When parents want to move their child to another classroom

By Angela Watson

Founder and Writer

When parents want to move their child to another classroom

By Angela Watson

Having a parent ask to move a child to a different classroom can be a huge blow to a teacher’s confidence. And it’s an issue that nearly every educator will face at some point–if not at multiple points–in their career. Sometime parents don’t like the fact that you are forcing them to address issues they’ve tried to sweep under the rug. Other times it’ s a personality conflict, a disagreement over your teaching style, or simply an attempt to get their child into the classroom of a teacher they think will do a better job.
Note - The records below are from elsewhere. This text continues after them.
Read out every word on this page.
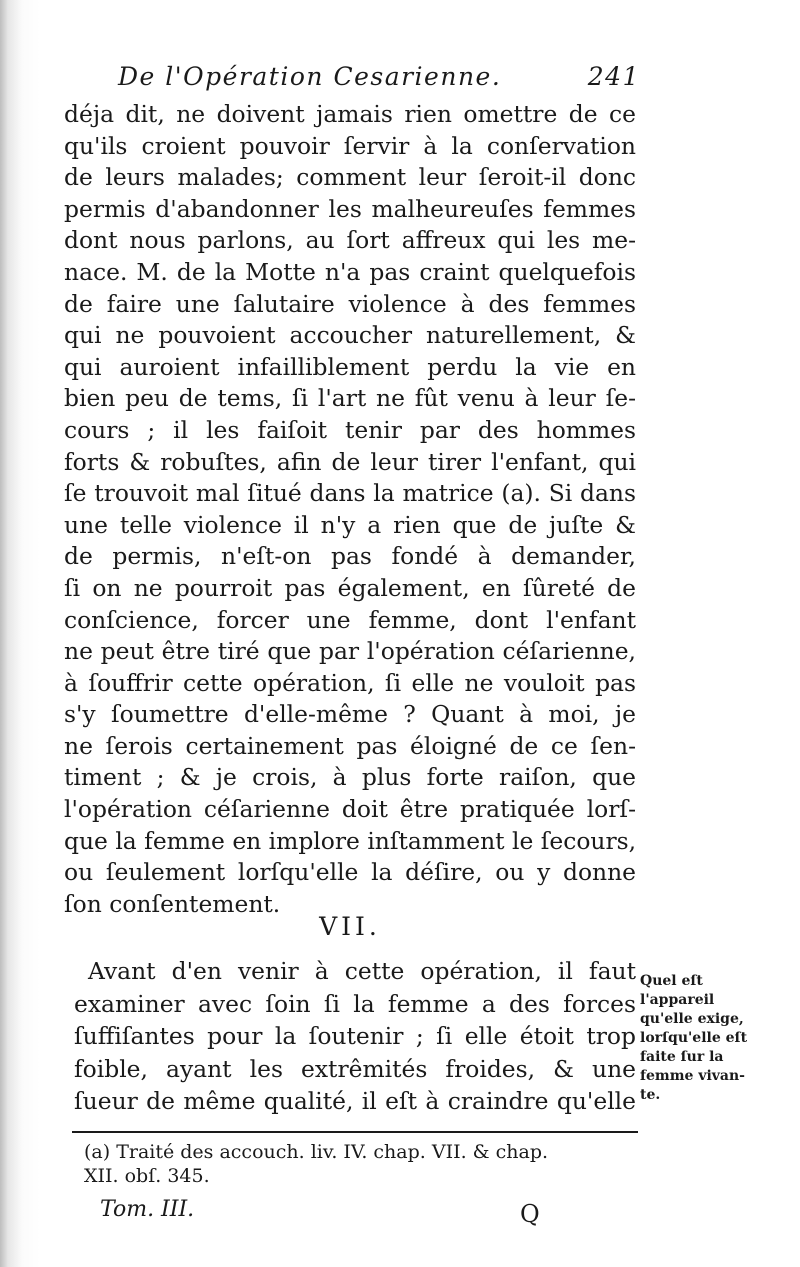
De l'Opération Cesarienne.	241
déja dit, ne doivent jamais rien omettre de ce
qu'ils croient pouvoir ſervir à la conſervation
de leurs malades; comment leur ſeroit-il donc
permis d'abandonner les malheureuſes femmes
dont nous parlons, au ſort affreux qui les me-
nace. M. de la Motte n'a pas craint quelquefois
de faire une ſalutaire violence à des femmes
qui ne pouvoient accoucher naturellement, &
qui auroient infailliblement perdu la vie en
bien peu de tems, ſi l'art ne fût venu à leur ſe-
cours ; il les faiſoit tenir par des hommes
forts & robuſtes, afin de leur tirer l'enfant, qui
ſe trouvoit mal ſitué dans la matrice (a). Si dans
une telle violence il n'y a rien que de juſte &
de permis, n'eſt-on pas fondé à demander,
ſi on ne pourroit pas également, en ſûreté de
conſcience, forcer une femme, dont l'enfant
ne peut être tiré que par l'opération céſarienne,
à ſouffrir cette opération, ſi elle ne vouloit pas
s'y ſoumettre d'elle-même ? Quant à moi, je
ne ſerois certainement pas éloigné de ce ſen-
timent ; & je crois, à plus forte raiſon, que
l'opération céſarienne doit être pratiquée lorſ-
que la femme en implore inſtamment le ſecours,
ou ſeulement lorſqu'elle la déſire, ou y donne
ſon conſentement.
VII.
Avant d'en venir à cette opération, il faut
examiner avec ſoin ſi la femme a des forces
ſuffiſantes pour la ſoutenir ; ſi elle étoit trop
foible, ayant les extrêmités froides, & une
ſueur de même qualité, il eſt à craindre qu'elle
Quel eſt
l'appareil
qu'elle exige,
lorſqu'elle eſt
faite ſur la
femme vivan-
te.
(a) Traité des accouch. liv. IV. chap. VII. & chap.
XII. obſ. 345.
Tom. III.	Q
Regardless of the reason, a parent requesting to have a student transferred to another classroom is enough to shake any teacher’s morale. Here are 6 strategies to help you handle the situation effectively:

Consider the element of truth in the parent’s criticism and disregard the rest.

Think deeply about your teaching practice. What is the heart of the issue that the parent is complaining about? On what points is she or he correct? Everyone has skills which they can improve, and if the parent has identified some legitimately weak areas of your teaching, you owe it to yourself and your students to consider that. Discern for yourself which pieces of information are insults/exaggerations and which pieces have an element of truth that needs to be dealt with. Don’t get so caught up in being offended that you miss the opportunity to reflect on your teaching and improve it.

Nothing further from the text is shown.